Anhand der Ergebnisse wird für jede Art eine „genetische Karte“, ein Verteilungsmuster der innerartlichen genetischen Vielfalt in Deutschland, erarbeitet. Diese Verteilungsmuster spiegeln einerseits historische Prozesse wider, wie die nacheiszeitliche Ausbreitung der Arten aus eiszeitlichen Refugien. Andererseits bilden sie auch mögliche genetisch festgelegte Anpassungen an Umweltbedingungen ab.
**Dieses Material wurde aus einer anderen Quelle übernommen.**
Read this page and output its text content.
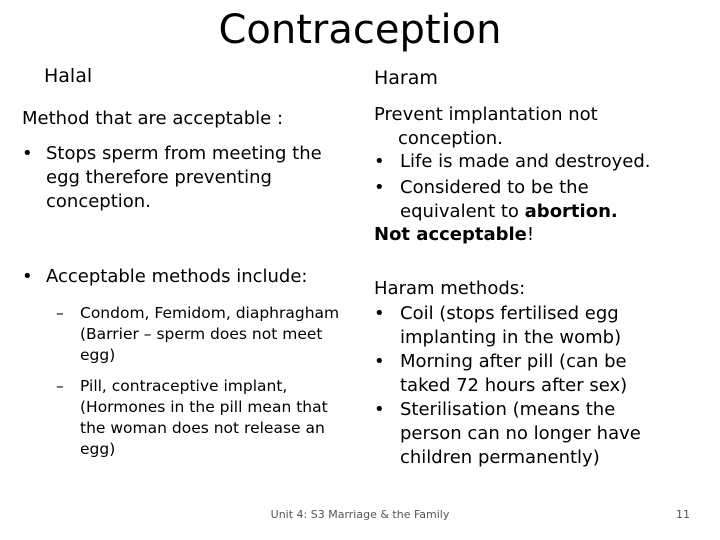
Contraception
Halal
Method that are acceptable :
• Stops sperm from meeting the egg therefore preventing conception.
• Acceptable methods include:
– Condom, Femidom, diaphragham (Barrier – sperm does not meet egg)
– Pill, contraceptive implant, (Hormones in the pill mean that the woman does not release an egg)
Haram
Prevent implantation not conception.
• Life is made and destroyed.
• Considered to be the equivalent to abortion.
Not acceptable!
Haram methods:
• Coil (stops fertilised egg implanting in the womb)
• Morning after pill (can be taked 72 hours after sex)
• Sterilisation (means the person can no longer have children permanently)
Unit 4: S3 Marriage & the Family	11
Die wichtigsten Ergebnisse sind bisher, dass
- jede Art spezifische Muster zeigt
- bei den meisten Arten zwischen drei und fünf innerartliche Gruppen unterschieden werden können
- alle Arten eher kontinuierliche genetische Veränderungen zeigen als scharfe geographische Grenzen zwischen den Gruppen
Mit dem Vergleich der Muster aller Arten untereinander und den bestehenden Grenzen der Ursprungsgebiete sollen grundsätzlich zwei Fragen beantwortet werden:
- Sind die Ursprungsgebiete in ihrem geographischen Umfang gerechtfertigt, d. h. sind die Artvorkommen eines Ursprungsgebietes in sich genetisch homogen und von denen der Nachbargebiete genetisch verschieden?
- Ist es gerechtfertigt, alle Pflanzenarten mit derselben Gebietskulisse der 22 Ursprungsgebiete zu bewirtschaften?
Ausblick
Die Ergebnisse werden zeigen, inwieweit die innerartliche genetische Vielfalt und mögliche Umwelt-Anpassungen von Pflanzenarten durch die Regiosaatgutpraxis erhalten werden können. Im Rahmen des Vorhabens werden gemeinsam mit VertreterInnen von Bund, Ländern der Regiosaatgutwirtschaft und der Wissenschaft praxisrelevante Empfehlungen bezüglich der Erfüllung der gesetzlichen Vorgaben zu gebietseigenem Saatgut abgeleitet.